Temmuz devrimi... Kaybedilmiş hedef
Mısır'da cumhurbaşkanlığı seçimlerine gidilirken Kahire sokaklarında yönetimin değişikliğinin şartlarının olgunlaştığı belirtiliyor.
Pazar, 01 Ağustos 2010

Ali Yusuf -Dünya Bülteni/ Kahire


23 Temmuz 1952 devrimi yıldönümleri Mısır vatandaşına genellikle o günkü siyasi olumsuzlukları hatta bugün bile Mısır halkının duygularını harekete geçiren olumsuzlukları hatırlatıyor. Yalnız biraz insaflı olmak gerekirse devrimin o günkü bazı olumlu yönlerini de görmezlikten gelemeyiz.

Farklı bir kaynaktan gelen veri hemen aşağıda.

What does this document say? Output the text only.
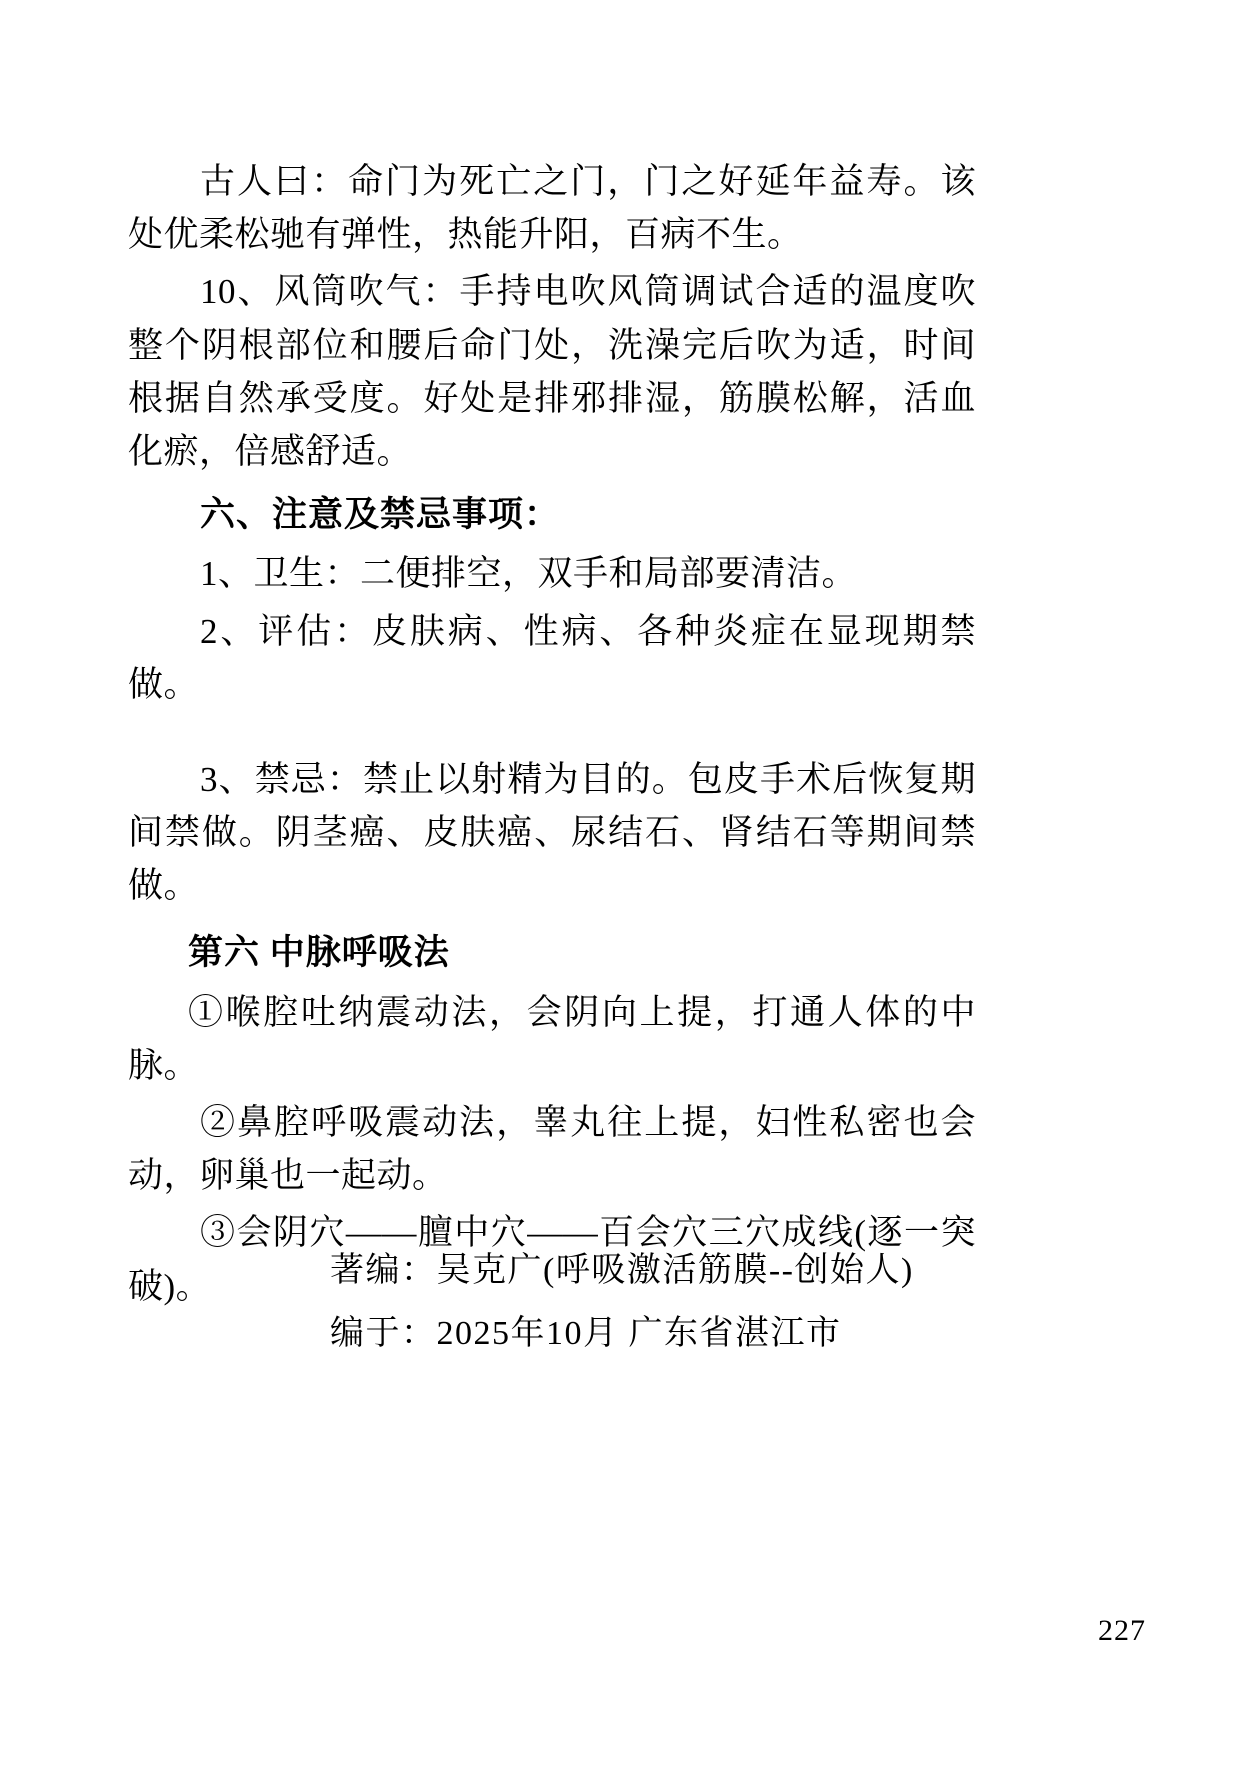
古人曰：命门为死亡之门，门之好延年益寿。该处优柔松驰有弹性，热能升阳，百病不生。

10、风筒吹气：手持电吹风筒调试合适的温度吹整个阴根部位和腰后命门处，洗澡完后吹为适，时间根据自然承受度。好处是排邪排湿，筋膜松解，活血化瘀，倍感舒适。

六、注意及禁忌事项：

1、卫生：二便排空，双手和局部要清洁。

2、评估：皮肤病、性病、各种炎症在显现期禁做。

3、禁忌：禁止以射精为目的。包皮手术后恢复期间禁做。阴茎癌、皮肤癌、尿结石、肾结石等期间禁做。

第六 中脉呼吸法

①喉腔吐纳震动法，会阴向上提，打通人体的中脉。

②鼻腔呼吸震动法，睾丸往上提，妇性私密也会动，卵巢也一起动。

③会阴穴——膻中穴——百会穴三穴成线(逐一突破)。	著编：吴克广(呼吸激活筋膜--创始人)

编于：2025年10月 广东省湛江市

227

Aslında, devrim birbirine zıt iki hali yani iyi ve kötü birtakım unsurları bünyesinde bulundurmaktadır. Ancak devrimi yapanların halk önünde ilan ettikleri gayelerinin hilafına davranış sergilemeleri nedeni ile kötü unsurlar, iyiler üzerine galip gelmiştir. Bundan dolayı bazıları hürriyet ve bağımsızlık hayalleri içinde boğulmuş, ancak bazı insanlar da bugün bile devam eden baskıcı idarenin farkına varmışlardır.

Yıllardır şu soru sorulmakta ve cevabı beklenmekte: “23 Temmuz devriminden ne kaldı? Ve altı hedef, gaye ne idi, ne kadarı yerine getirildi? Bu hedefleri gözden geçirdiğimizde, “sömürgeciliğin ortadan kaldırılması, feodalizmin ortadan kaldırılması, kapitalizmin rejime hâkim olması, güçlü milli bir ordunun ikame edilmesi, sağlam bir demokrasinin yerleştirilmesi ve sosyal adaletin gerçekleştirilmesi” gibi hedeflerden hangilerinde başarıya ulaşıldığı açıkça ortaya çıkar.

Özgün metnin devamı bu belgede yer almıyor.